The company’s debt is still classified within the most speculative tier of bonds besides those of companies that are at or near default. But S&P Ratings upgraded its rating by two notches to CCC+, leaving it seven tiers below investment grade and reflecting a lower likelihood of default. 

That is primarily the result of AMC’s ability to raise cash by selling shares into a rally driven by traders organizing on message boards such as Reddit. So far this year, the company has raised more than $1.8 billion in equity issuance, according to S&P. 

“As a result, we believe AMC, which had a monthly cash burn of $120 million in the first quarter of 2021, has sufficient liquidity to maintain its operations while theater attendance improves,” analysts Scott Zari and Rose Oberman wrote in a Thursday note. 
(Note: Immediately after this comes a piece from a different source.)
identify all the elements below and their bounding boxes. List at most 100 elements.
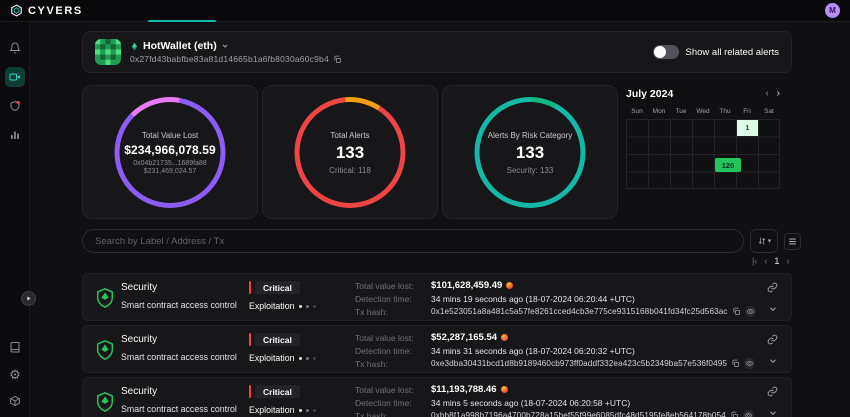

In other words, the company is less likely to seek out a deal with lenders to restructure its “heavy debt load of more than $5 billion” in the next 6 to 12 months, S&P said. Of course, the company’s bonds have mostly priced in that expectation already. The bonds are yielding 9.2%, according to Bloomberg pricing data, down from more than 20% in February. 

The extra cash and a brightening outlook for box-office attendance may also help the company refinance expensive debt taken on during the pandemic at lower costs, the analysts said. 

“If the company uses the majority of these proceeds for debt reduction and refinances the expensive debt raised during the pandemic, it will materially reduce its interest burden, cash burn, and leverage,” the analysts wrote. “This, coupled with our expectation that theater attendance will likely significantly improve in the second half of 2021, provides a path to a sustainable capital structure.”